More critically, LinkFinder struggles with modern JavaScript build processes. Webpack-bundled applications that use dynamic imports, environment-based configuration, or heavy string concatenation will hide endpoints from regex analysis. If your target constructs URLs like baseURL + '/' + resource + '/' + action, LinkFinder will only catch the fragments, not the complete endpoint. Obfuscated code beyond simple minification (like identifier mangling or string splitting) will similarly evade detection. The jsbeautifier normalization helps with standard minification but can't reconstruct URLs from encrypted strings or base64-encoded configuration.

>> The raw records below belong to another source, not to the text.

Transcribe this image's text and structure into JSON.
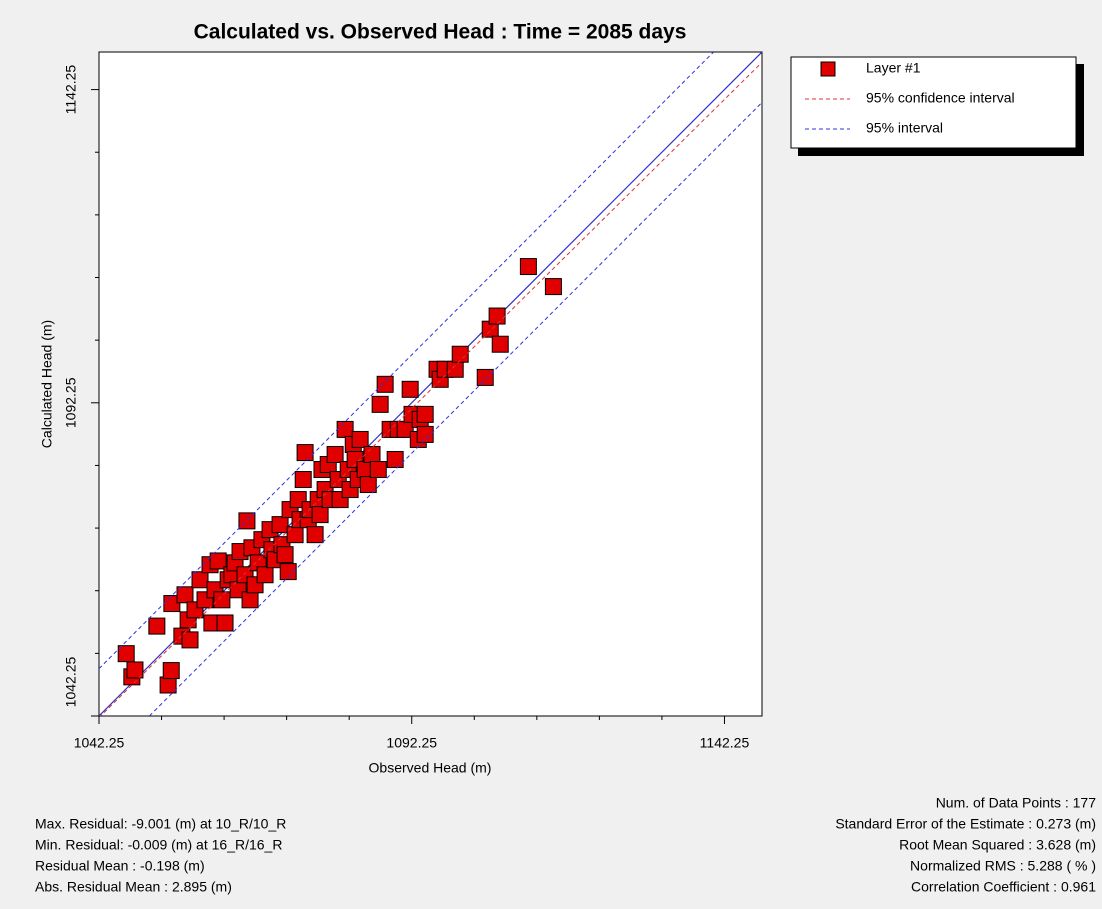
{
  "chart_data": {
    "type": "scatter",
    "title": "Calculated vs. Observed Head : Time = 2085 days",
    "x_label": "Observed Head (m)",
    "y_label": "Calculated Head (m)",
    "xlim": [
      1042.25,
      1148.25
    ],
    "ylim": [
      1042.25,
      1148.25
    ],
    "xticks": [
      1042.25,
      1092.25,
      1142.25
    ],
    "yticks": [
      1042.25,
      1092.25,
      1142.25
    ],
    "xminorticks": [
      1052.25,
      1062.25,
      1072.25,
      1082.25,
      1102.25,
      1112.25,
      1122.25,
      1132.25
    ],
    "yminorticks": [
      1052.25,
      1062.25,
      1072.25,
      1082.25,
      1102.25,
      1112.25,
      1122.25,
      1132.25
    ],
    "reference_line": {
      "color": "#3030c0",
      "x": [
        1042.25,
        1148.25
      ],
      "y": [
        1042.25,
        1148.25
      ]
    },
    "series": [
      {
        "name": "Layer #1",
        "kind": "marker",
        "color": "#e00000",
        "x": [
          1046.6,
          1047.5,
          1048.0,
          1051.5,
          1053.3,
          1053.8,
          1053.9,
          1055.5,
          1056.0,
          1056.5,
          1056.8,
          1057.6,
          1058.4,
          1059.2,
          1060.0,
          1060.3,
          1060.8,
          1061.3,
          1061.9,
          1062.4,
          1062.9,
          1063.5,
          1064.0,
          1064.5,
          1064.8,
          1065.6,
          1065.9,
          1066.4,
          1066.7,
          1067.2,
          1067.7,
          1068.3,
          1068.8,
          1069.6,
          1069.9,
          1070.4,
          1071.2,
          1071.5,
          1072.0,
          1072.5,
          1072.8,
          1073.6,
          1074.1,
          1074.4,
          1074.9,
          1075.2,
          1075.7,
          1076.0,
          1076.8,
          1077.3,
          1077.6,
          1077.9,
          1078.4,
          1078.9,
          1079.2,
          1080.0,
          1080.5,
          1080.8,
          1081.6,
          1082.1,
          1082.4,
          1082.9,
          1083.2,
          1083.7,
          1084.0,
          1084.8,
          1085.3,
          1085.9,
          1086.9,
          1087.2,
          1088.0,
          1088.8,
          1089.6,
          1090.1,
          1091.2,
          1092.0,
          1092.3,
          1093.3,
          1093.6,
          1094.4,
          1094.4,
          1096.3,
          1096.8,
          1097.6,
          1099.2,
          1100.0,
          1104.0,
          1104.8,
          1105.9,
          1106.4,
          1110.9,
          1114.9
        ],
        "values": [
          1052.2,
          1048.5,
          1049.6,
          1056.6,
          1047.2,
          1049.5,
          1060.2,
          1055.0,
          1061.6,
          1057.6,
          1054.4,
          1059.2,
          1064.0,
          1060.8,
          1066.4,
          1057.1,
          1062.4,
          1067.0,
          1060.8,
          1057.1,
          1064.0,
          1064.8,
          1066.7,
          1062.4,
          1068.5,
          1064.8,
          1073.4,
          1060.8,
          1069.1,
          1063.2,
          1066.7,
          1070.4,
          1064.8,
          1072.0,
          1068.8,
          1067.2,
          1072.8,
          1069.6,
          1068.0,
          1065.3,
          1075.2,
          1071.2,
          1076.8,
          1073.6,
          1080.0,
          1084.3,
          1073.6,
          1075.2,
          1071.2,
          1076.8,
          1074.4,
          1081.6,
          1078.4,
          1082.4,
          1076.8,
          1084.0,
          1080.0,
          1076.8,
          1088.0,
          1081.6,
          1078.4,
          1085.6,
          1083.2,
          1080.0,
          1086.4,
          1081.6,
          1079.2,
          1084.0,
          1081.6,
          1092.0,
          1095.2,
          1088.0,
          1083.2,
          1088.0,
          1088.0,
          1094.4,
          1090.4,
          1086.4,
          1089.6,
          1087.2,
          1090.4,
          1097.6,
          1096.0,
          1097.6,
          1097.6,
          1100.0,
          1096.3,
          1104.0,
          1106.1,
          1101.6,
          1114.0,
          1110.8
        ]
      },
      {
        "name": "95% confidence interval",
        "kind": "dashed",
        "color": "#e03030",
        "x": [
          1042.25,
          1148.25
        ],
        "values": [
          1042.0,
          1146.6
        ]
      },
      {
        "name": "95% interval",
        "kind": "dashed",
        "color": "#3030e0",
        "x": [
          1042.25,
          1140.5,
          null,
          1050.3,
          1148.25
        ],
        "values": [
          1049.8,
          1148.25,
          null,
          1042.25,
          1140.2
        ]
      }
    ],
    "stats_left": [
      "Max. Residual: -9.001 (m) at 10_R/10_R",
      "Min. Residual: -0.009 (m) at 16_R/16_R",
      "Residual Mean : -0.198 (m)",
      "Abs. Residual Mean : 2.895 (m)"
    ],
    "stats_right": [
      "Num. of Data Points : 177",
      "Standard Error of the Estimate : 0.273 (m)",
      "Root Mean Squared : 3.628 (m)",
      "Normalized RMS : 5.288 ( % )",
      "Correlation Coefficient : 0.961"
    ]
  }
}
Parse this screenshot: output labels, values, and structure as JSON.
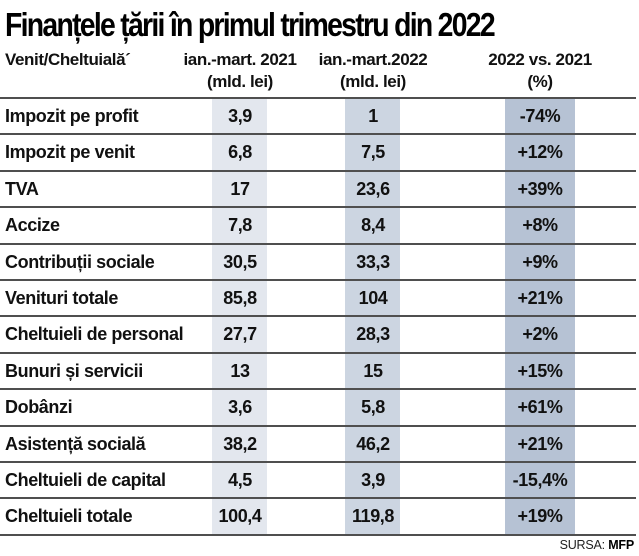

The tool also has no concept of authentication or session handling. If JavaScript files are protected behind login walls or require specific cookies/headers to access, you'll need to manually download them first or configure LinkFinder with custom headers (which it supports, but requires additional setup). There's no JavaScript execution environment, so any endpoints generated at runtime by AJAX callbacks or WebSocket connections won't be discovered.

Verdict

Use if: You're conducting security assessments on web applications and need to quickly enumerate potential attack surface from JavaScript files. LinkFinder excels in bug bounty reconnaissance, penetration testing intake phases, and security audits where speed matters and you're comfortable doing manual review of results. It's particularly valuable when integrated into automated scanning pipelines or used alongside Burp Suite for comprehensive coverage. The HTML output makes it perfect for generating evidence in security reports. Skip if: Your target uses heavily obfuscated JavaScript that goes beyond standard minification, you need 100% precision without false positives (no regex-based tool can provide this), or you're analyzing modern frameworks where dynamic imports and runtime URL construction are prevalent. Also skip if you're looking for a point-and-click solution with zero configuration—LinkFinder requires command-line comfort and understanding of what you're looking for. In those cases, invest time in AST-based tools or manual analysis with browser DevTools.